W Polsce pojawiły się kolejne ogniska afrykańskiego pomoru świń (ASF). W ostatnich dniach wykryto 28 zakażonych dzików – część padła, inne zostały odstrzelone lub uśpione. Nowe przypadki choroby odnotowano w pięciu województwach, co ponownie stawia rolników w trudnej sytuacji.
Choroba coraz bliżej gospodarstw
ASF potwierdzono m.in. w:
- woj. mazowieckim (powiat przysuski),
- podkarpackim (powiat leżajski),
- świętokrzyskim (powiaty konecki, opatowski i ostrowiecki),
- wielkopolskim (powiat nowotomyski),
- zachodniopomorskim (powiat wałecki).
To dowód, że wirus nadal krąży po kraju i stanowi realne zagrożenie nie tylko dla populacji dzików, ale również dla gospodarstw hodujących trzodę chlewną.
ASF w liczbach
Od początku roku w Polsce potwierdzono już ponad 2600 przypadków ASF u dzików. Choroba pojawiła się niemal we wszystkich województwach (poza Małopolską i Śląskiem). Dodatkowo stwierdzono 11 ognisk ASF u świń w hodowlach – głównie w województwach lubelskim i zachodniopomorskim, ale także w Pomorskiem i Wielkopolsce.

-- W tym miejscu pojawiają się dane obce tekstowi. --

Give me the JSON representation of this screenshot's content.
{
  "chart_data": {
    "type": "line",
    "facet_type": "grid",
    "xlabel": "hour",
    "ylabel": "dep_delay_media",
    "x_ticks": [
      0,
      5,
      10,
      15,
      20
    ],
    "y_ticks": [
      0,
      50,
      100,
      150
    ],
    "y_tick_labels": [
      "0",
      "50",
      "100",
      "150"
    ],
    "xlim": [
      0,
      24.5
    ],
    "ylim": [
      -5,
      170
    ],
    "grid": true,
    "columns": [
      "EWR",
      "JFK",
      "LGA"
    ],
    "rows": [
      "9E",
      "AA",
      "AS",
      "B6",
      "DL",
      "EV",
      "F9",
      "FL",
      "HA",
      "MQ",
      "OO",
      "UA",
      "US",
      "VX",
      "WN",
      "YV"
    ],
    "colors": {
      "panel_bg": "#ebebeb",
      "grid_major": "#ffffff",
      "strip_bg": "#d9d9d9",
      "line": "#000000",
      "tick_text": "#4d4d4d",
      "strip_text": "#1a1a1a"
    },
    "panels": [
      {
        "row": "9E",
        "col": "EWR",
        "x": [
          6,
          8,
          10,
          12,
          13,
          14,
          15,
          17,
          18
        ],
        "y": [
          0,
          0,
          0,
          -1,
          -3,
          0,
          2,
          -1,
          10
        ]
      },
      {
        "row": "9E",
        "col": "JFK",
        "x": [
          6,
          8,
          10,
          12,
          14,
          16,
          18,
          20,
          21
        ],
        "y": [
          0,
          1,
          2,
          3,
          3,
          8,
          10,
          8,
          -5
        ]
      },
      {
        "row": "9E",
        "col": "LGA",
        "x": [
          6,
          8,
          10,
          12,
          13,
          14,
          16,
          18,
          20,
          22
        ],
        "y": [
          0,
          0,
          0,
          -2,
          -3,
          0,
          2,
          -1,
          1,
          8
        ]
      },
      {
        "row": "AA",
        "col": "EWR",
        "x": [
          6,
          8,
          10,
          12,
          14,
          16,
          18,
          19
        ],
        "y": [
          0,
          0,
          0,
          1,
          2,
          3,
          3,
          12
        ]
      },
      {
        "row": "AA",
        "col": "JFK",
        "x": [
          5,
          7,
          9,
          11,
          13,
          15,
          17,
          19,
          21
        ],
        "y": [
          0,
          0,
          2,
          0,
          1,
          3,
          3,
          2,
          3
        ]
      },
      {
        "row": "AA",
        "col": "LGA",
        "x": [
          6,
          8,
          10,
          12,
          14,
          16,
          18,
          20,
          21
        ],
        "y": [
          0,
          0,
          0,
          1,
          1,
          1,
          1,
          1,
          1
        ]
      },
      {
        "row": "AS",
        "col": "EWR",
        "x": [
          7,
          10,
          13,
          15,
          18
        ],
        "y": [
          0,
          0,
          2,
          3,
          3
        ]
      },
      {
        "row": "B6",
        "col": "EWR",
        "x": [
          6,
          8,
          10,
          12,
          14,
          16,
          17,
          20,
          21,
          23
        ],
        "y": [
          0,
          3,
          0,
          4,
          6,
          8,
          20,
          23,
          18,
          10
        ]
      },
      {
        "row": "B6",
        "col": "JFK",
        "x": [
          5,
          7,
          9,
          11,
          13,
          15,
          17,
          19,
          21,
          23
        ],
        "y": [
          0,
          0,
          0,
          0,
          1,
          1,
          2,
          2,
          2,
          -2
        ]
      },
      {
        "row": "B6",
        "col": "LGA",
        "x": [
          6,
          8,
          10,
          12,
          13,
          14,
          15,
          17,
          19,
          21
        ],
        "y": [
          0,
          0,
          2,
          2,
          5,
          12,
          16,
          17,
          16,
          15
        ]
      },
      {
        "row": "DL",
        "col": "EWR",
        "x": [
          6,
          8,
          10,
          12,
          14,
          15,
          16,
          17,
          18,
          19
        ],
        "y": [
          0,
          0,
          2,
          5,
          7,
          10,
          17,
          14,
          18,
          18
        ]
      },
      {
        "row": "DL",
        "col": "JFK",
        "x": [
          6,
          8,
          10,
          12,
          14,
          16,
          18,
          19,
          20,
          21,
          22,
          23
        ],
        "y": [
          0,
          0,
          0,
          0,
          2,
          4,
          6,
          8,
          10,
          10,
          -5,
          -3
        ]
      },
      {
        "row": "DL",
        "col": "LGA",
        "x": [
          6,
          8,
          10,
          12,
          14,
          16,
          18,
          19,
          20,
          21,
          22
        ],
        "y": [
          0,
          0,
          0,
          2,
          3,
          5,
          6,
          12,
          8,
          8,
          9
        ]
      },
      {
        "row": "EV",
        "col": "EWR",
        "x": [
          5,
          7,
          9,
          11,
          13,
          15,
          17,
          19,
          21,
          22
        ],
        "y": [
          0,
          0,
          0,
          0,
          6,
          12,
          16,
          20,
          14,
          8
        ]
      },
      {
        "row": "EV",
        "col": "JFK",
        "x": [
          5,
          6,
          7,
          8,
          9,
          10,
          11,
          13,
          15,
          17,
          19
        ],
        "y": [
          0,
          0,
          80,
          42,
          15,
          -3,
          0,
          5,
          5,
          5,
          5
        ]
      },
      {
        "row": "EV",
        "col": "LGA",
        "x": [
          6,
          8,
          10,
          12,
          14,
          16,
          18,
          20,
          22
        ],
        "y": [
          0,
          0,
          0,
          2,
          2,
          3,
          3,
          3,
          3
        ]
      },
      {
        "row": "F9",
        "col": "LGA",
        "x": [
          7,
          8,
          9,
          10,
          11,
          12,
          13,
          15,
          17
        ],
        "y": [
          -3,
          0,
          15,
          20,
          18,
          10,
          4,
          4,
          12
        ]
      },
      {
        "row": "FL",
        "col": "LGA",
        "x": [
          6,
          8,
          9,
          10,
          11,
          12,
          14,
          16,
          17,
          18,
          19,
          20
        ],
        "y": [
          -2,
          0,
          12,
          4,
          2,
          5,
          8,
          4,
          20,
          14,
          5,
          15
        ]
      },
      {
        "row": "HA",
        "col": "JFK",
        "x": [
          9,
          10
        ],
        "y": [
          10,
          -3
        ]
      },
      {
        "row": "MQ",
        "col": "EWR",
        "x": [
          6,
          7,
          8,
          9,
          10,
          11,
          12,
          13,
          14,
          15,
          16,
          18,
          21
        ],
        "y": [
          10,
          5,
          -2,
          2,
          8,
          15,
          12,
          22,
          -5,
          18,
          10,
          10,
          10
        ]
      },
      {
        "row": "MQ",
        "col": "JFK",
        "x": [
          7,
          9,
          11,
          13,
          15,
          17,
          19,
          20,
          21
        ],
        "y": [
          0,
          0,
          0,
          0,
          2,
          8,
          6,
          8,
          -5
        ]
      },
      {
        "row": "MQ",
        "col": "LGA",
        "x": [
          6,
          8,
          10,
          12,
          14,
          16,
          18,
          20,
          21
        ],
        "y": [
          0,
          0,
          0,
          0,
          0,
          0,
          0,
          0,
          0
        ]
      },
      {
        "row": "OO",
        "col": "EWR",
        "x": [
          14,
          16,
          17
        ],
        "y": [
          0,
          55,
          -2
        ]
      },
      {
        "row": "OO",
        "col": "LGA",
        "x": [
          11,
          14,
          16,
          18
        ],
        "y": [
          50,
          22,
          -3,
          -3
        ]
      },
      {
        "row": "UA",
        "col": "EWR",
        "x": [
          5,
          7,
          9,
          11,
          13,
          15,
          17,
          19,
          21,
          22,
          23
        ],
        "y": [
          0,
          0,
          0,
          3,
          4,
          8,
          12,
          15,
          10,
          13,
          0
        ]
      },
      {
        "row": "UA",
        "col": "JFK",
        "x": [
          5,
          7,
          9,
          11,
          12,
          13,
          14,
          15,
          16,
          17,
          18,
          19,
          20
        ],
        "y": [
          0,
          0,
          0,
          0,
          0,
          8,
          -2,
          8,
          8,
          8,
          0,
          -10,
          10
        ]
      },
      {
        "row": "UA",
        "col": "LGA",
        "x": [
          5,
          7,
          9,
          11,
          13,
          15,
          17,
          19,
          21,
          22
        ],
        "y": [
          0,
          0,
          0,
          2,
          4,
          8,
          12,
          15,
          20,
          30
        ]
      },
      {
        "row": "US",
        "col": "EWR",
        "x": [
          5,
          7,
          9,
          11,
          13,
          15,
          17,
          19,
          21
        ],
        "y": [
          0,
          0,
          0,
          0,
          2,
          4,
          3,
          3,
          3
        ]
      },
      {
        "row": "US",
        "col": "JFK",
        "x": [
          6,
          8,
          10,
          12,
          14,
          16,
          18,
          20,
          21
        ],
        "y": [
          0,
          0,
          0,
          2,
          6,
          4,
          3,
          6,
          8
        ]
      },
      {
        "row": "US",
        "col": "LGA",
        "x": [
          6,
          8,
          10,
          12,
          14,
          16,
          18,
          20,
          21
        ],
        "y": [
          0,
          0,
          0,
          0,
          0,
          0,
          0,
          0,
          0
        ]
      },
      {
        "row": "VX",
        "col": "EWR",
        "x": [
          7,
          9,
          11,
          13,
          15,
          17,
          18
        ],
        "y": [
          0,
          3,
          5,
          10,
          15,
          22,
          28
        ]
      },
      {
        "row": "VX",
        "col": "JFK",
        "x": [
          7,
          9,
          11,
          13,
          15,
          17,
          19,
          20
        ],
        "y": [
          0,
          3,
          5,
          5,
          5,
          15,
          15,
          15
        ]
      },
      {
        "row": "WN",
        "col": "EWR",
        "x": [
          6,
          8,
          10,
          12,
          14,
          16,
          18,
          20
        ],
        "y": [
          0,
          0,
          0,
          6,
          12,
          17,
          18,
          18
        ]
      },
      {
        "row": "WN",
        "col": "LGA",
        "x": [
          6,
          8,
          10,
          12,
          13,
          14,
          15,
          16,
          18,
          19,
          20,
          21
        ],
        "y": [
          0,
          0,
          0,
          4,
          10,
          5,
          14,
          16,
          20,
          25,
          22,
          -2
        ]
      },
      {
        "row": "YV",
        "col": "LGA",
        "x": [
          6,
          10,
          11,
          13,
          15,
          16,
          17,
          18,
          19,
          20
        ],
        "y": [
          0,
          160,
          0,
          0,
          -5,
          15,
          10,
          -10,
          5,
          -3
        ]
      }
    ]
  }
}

Dlaczego problem nie słabnie?
Choć obecnie liczba nowych ognisk wydaje się niższa niż wcześniej, eksperci ostrzegają, że to może być tylko chwilowy obraz. Część badań wciąż trwa, dlatego w najbliższym czasie liczba potwierdzonych przypadków może jeszcze wzrosnąć.
Jak chronić gospodarstwa?
Służby weterynaryjne przypominają, że najważniejsza w walce z ASF jest bioasekuracja. Oznacza to m.in.:
- ograniczenie kontaktu świń z osobami i sprzętem z zewnątrz,
- zabezpieczenie paszy i wody,
- szybkie zgłaszanie wszelkich podejrzeń choroby.